Retribui na mesma moeda de um gesto sem explicação, herança de um antepassado
que não traduzia em palavras o que sentia e transmutava em músculos e dentes o
que não sabia dizer. Ele é todo músculos e dentes.
Ele abraça o primeiro corpo que lhe aparece, e o mesmo ela o faz. Enreda
os dedos por entre os cabelos de uma moça embrulhada em ilusão, e ela o
repete no outro canto, com outra alma passageira e ávido por uma gota de desejo
qualquer. Assim seguem uma coreografia espelhada de gestos, prazeres e desgostos.
Suas cópias são melhores que as dele, e ela não sabe se deve se
orgulhar disso, mas de alguma forma regozija-se, qualquer um pode perceber pelo olhar furtivo que ela lança ao lado oposto da sala.
Talvez por acreditar muito mais, talvez por usar da mesma força que lembra
que empregava em cada tecla das letras da sua antiga máquina de escrever. Forjando
as melhores palavras e agora os melhores sentidos.
Mas ele ainda assim sorri
parado, atado em outros braços, naquele mesmo canto de sala, deixando a mostra
tudo o que pretende inexistente, desafiando a ordem, expondo os recantos
secretos onde esconde a existência dela dentro dele.
Por vezes se surpreende no mesmo devaneio de sempre, se perguntando se
essa sombra, esse papel copiado, será tudo que terá. Mas continua esperando
pela simples falta de ponto nas frases. Lançando migalhas aos pombos gordos na
frente do seu prédio. É o mesmo que faz com ela quando ele usa desses infinitivos.
Ela é a cópia, o espelho. É a cria do desejo, é o beijo que nunca foi
dado. Marca indelével da própria criação.

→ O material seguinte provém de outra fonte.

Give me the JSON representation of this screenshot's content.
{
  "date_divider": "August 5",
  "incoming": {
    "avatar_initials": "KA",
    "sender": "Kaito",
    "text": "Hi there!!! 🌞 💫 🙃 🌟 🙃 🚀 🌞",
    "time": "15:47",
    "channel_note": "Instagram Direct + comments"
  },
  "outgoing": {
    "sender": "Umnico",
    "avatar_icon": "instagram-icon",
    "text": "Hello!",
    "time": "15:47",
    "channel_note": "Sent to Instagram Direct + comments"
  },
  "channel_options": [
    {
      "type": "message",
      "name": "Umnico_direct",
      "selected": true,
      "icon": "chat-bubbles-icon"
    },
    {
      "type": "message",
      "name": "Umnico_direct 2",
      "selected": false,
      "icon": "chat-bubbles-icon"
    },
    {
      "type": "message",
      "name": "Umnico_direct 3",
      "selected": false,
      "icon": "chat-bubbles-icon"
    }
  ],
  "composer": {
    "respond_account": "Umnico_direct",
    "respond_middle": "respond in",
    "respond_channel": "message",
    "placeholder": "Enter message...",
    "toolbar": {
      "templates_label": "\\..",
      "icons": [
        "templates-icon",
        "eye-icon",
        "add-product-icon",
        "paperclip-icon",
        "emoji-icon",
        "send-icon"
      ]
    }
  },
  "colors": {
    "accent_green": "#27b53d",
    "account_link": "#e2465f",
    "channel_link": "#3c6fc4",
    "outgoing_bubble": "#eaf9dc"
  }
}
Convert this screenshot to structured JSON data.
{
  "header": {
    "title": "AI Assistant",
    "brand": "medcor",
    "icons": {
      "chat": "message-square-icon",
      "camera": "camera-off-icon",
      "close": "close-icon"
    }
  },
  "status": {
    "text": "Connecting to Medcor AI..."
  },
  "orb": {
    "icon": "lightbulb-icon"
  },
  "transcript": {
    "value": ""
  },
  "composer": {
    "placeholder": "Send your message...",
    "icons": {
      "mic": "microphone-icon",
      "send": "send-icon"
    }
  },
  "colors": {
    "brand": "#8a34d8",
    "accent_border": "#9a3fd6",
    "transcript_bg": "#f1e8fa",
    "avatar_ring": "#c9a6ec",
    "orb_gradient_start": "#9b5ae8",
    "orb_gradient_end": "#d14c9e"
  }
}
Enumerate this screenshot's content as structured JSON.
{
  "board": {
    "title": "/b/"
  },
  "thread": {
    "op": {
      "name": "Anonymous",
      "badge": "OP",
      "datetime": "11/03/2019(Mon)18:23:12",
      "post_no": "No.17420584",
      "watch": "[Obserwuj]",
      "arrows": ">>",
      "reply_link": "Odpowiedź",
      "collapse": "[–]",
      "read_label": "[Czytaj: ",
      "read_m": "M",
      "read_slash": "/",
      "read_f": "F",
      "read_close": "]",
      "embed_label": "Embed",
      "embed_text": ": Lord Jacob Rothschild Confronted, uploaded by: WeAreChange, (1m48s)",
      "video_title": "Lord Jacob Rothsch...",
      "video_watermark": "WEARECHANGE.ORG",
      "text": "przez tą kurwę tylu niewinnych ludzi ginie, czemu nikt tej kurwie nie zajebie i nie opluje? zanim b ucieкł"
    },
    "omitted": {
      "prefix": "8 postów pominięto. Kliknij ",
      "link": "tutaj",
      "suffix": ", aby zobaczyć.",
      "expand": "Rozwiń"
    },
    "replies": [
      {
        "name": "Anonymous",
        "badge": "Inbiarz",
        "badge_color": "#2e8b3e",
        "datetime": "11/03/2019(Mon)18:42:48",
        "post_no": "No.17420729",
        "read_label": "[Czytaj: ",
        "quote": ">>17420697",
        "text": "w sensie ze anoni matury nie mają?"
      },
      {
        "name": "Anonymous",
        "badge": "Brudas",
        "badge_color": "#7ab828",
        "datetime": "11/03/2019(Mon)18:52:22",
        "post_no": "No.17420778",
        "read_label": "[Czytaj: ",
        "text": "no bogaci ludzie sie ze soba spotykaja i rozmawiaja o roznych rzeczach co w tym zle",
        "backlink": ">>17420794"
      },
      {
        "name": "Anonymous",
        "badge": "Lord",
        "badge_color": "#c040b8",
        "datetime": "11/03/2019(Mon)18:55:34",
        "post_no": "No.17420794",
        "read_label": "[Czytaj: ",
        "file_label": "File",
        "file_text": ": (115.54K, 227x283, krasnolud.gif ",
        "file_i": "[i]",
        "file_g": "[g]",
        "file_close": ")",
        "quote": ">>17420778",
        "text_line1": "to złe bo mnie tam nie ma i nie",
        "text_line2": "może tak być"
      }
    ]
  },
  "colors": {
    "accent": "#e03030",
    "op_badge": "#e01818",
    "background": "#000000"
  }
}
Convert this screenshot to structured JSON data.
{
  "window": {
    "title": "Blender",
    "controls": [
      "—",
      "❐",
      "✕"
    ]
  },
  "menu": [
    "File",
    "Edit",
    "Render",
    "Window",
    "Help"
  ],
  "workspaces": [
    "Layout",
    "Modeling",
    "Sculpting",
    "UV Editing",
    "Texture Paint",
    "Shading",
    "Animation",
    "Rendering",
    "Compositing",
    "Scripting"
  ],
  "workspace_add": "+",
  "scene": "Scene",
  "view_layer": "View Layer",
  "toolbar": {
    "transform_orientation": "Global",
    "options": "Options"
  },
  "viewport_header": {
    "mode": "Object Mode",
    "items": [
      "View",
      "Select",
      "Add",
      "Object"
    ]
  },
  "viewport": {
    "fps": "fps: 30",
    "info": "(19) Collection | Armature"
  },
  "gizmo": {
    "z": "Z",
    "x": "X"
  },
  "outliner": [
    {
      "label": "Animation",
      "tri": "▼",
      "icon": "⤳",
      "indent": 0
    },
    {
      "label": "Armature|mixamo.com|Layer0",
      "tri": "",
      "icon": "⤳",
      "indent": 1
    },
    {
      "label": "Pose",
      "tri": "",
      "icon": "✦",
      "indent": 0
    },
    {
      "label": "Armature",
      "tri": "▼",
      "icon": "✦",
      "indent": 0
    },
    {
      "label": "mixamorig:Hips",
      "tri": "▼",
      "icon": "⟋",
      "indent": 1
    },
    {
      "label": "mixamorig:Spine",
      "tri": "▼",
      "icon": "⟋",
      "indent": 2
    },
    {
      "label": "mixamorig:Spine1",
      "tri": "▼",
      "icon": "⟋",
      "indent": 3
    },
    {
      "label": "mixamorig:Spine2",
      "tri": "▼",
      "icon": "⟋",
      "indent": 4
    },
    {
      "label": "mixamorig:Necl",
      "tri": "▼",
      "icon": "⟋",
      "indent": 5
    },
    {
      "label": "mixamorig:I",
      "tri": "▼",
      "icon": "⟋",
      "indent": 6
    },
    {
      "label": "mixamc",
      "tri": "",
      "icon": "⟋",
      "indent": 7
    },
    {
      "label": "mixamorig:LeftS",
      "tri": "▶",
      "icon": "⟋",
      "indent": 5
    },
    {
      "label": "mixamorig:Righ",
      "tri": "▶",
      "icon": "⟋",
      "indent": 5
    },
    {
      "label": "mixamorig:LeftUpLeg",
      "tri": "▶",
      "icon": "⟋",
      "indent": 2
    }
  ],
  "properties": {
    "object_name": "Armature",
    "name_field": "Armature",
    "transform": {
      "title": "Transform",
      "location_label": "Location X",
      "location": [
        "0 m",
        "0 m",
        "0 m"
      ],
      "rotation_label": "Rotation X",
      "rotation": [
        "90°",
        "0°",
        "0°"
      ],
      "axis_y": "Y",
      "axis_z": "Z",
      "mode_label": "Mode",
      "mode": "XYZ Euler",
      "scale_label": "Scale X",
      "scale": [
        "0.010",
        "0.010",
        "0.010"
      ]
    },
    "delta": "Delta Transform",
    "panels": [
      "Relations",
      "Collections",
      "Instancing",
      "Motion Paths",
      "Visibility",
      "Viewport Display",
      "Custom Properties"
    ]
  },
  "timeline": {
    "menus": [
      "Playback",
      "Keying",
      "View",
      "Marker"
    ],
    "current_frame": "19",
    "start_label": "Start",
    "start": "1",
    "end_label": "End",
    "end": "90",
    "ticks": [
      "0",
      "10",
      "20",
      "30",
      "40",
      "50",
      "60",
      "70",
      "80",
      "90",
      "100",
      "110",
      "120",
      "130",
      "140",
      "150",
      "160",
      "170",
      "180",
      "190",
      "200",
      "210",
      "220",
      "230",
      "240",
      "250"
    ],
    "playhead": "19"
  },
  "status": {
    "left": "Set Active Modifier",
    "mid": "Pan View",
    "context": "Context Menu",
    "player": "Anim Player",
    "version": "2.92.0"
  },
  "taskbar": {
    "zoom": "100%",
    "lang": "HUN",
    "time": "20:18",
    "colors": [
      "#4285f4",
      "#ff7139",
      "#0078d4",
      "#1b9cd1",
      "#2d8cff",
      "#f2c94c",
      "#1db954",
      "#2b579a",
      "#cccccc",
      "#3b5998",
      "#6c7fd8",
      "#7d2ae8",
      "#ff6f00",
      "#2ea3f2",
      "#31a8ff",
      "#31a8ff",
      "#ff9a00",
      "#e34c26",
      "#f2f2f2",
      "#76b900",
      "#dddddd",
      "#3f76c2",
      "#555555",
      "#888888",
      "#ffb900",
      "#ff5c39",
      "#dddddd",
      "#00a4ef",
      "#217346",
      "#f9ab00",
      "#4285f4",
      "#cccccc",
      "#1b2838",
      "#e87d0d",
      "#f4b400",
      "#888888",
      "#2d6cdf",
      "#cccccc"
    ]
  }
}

E assim estão unidos, o original forjado e a cópia da invenção. Os dois
são fantoches, imitadores do amor alheio, esse será sempre o papel que terão um
em frente ao outro. Fazendo da vida uma folha de carbono, copiando atos e
sentimentos, tornando da vida própria a alheia, escolhendo lados, mas sempre
inversos e ausentes.
Tarde ao som de: Someone Like You - Adele/ Take it All - Adele
5 comentários:
Os comentários estão magros... está parecendo produto feio em prateleira: Todo mundo olha mais ninguém leva! rssss
Nossa senhora. Que texto é esse?
Amei!
'A maior parte dos motivos são pouco lógicos, e na maioria egoístas, e nem por isso menos legítimos. Conhece pessoas que adotam alguma razão para justificar escolhas muito mais absurdas, e nem por isso mais ou menos condenáveis. '
Ahhh, ter que provar que não é um robô ao postar um comentário é muito chato ^^
Belíssimo texto. A polissemia do seu enredo nos envolve de uma forma que enseja uma reflexão curial se o que eu estou compreendendo representa - realmente - o intento de significados que você pretendeu explicitar. Parabéns. Você acabar de adquirir um leitor assíduo.
Muito bom, amiga !
Fico muito honrado de conhecer uma contista que está entre as primeiras do cenário nacional.
Pensei que isso nunca aconteceria em minha vida.